Additionally, a lower cost base, greater innovation, and a more nimble management structure mean an even greater competitive advantage over GE's industrial competitors. This advantage should have a positive impact on the company's margins, and, with GE reporting a rise in industrial segment operating margins of 100 basis points in its Q3 results, the impact of its transformation appears to be very positive thus far. Furthermore, with GE expecting to deliver an operating profit increase for its industrial division in the double digits in 2015, the potential for faster growth as it becomes better integrated seems to be significant.
Meanwhile, the Alstom acquisition is also likely to make the "new" GE even more successful, with total annualized cost synergies of around $3 billion due to be realized by 2020. This addition, plus highly complementary technology and a global presence, mean that the addition of Alstom to GE not only enhances the latter's project capabilities but also improves the function of the GE Store and adds value to the wider GE business.
Of course, there is a chance that GE will lose its reputation as a highly diversified business that offers a relatively stable income outlook.
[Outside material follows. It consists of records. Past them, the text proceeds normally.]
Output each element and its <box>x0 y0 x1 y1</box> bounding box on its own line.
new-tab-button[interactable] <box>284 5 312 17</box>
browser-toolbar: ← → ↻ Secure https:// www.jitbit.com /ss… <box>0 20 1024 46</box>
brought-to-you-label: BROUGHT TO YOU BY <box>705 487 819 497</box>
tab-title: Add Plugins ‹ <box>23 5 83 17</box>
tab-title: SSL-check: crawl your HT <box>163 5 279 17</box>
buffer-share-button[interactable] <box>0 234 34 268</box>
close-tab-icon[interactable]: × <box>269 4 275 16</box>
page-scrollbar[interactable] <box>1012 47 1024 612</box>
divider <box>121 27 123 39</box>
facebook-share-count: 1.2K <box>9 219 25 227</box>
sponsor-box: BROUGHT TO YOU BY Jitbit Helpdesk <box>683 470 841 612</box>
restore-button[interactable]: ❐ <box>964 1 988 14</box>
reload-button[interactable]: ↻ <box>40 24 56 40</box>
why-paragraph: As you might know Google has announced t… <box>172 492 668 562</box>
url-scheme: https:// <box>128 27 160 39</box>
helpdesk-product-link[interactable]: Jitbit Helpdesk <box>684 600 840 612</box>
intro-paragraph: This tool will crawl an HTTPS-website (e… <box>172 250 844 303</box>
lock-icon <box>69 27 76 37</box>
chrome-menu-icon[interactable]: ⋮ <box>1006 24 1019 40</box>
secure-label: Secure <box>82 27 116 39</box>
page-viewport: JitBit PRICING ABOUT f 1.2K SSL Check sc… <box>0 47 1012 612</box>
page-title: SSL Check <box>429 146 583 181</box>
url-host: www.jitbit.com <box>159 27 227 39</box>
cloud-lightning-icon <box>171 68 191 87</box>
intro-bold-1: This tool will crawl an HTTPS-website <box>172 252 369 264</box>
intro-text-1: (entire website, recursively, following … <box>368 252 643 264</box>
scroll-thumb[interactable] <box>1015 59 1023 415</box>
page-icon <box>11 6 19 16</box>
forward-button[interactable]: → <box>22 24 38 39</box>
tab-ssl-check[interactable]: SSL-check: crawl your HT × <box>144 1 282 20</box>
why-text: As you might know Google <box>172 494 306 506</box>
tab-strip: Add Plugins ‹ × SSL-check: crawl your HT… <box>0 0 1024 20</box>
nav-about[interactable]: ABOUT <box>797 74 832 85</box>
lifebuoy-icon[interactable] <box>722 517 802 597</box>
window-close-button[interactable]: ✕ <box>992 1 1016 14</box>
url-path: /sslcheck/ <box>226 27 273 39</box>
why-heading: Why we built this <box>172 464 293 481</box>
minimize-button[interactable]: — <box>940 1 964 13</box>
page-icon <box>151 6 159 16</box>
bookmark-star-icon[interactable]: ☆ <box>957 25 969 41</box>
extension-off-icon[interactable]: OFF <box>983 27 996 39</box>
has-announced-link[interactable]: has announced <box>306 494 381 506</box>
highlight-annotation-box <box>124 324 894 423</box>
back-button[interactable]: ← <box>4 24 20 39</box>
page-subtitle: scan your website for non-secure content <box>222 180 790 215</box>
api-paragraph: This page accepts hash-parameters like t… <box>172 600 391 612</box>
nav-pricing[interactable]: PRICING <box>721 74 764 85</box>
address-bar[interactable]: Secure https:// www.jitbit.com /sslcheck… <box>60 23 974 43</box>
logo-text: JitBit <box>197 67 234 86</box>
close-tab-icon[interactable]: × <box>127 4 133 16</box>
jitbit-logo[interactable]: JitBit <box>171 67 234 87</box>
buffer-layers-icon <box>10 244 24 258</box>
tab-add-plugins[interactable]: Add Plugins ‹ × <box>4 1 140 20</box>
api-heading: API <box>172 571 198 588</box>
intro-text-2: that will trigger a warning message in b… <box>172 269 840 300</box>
While GE may be viewed as taking a major risk in staking its future on greater global demand for innovation, rising productivity, and higher efficiencies, such qualities have always been highly desirable in companies across all industries. Furthermore, GE intends to maintain a focus on growing dividends and returning capital to its investors, with a dividend of $8 billion and a buyback of $18 billion being penciled in for 2016. This activity is likely to maintain interest in the stock from "traditional" GE investors who value diversity and, more important, the return of capital.
Therefore, while GE is undergoing a hugely transformational period, it is changing for the better. It is maintaining its high degree of diversity across a wide range of sectors and is aiming to remain a dividend stalwart for income-seeking investors. However, it's in the process of adding to this a more integrated business that seeks to gain a greater competitive advantage in a more competitive world.
As a result, GE's transformation looks set to be a major success, and with increasing margins, rising operating profit, and robust capital returns having been delivered, it is already showing signs of improved performance, which looks set to continue in the long run.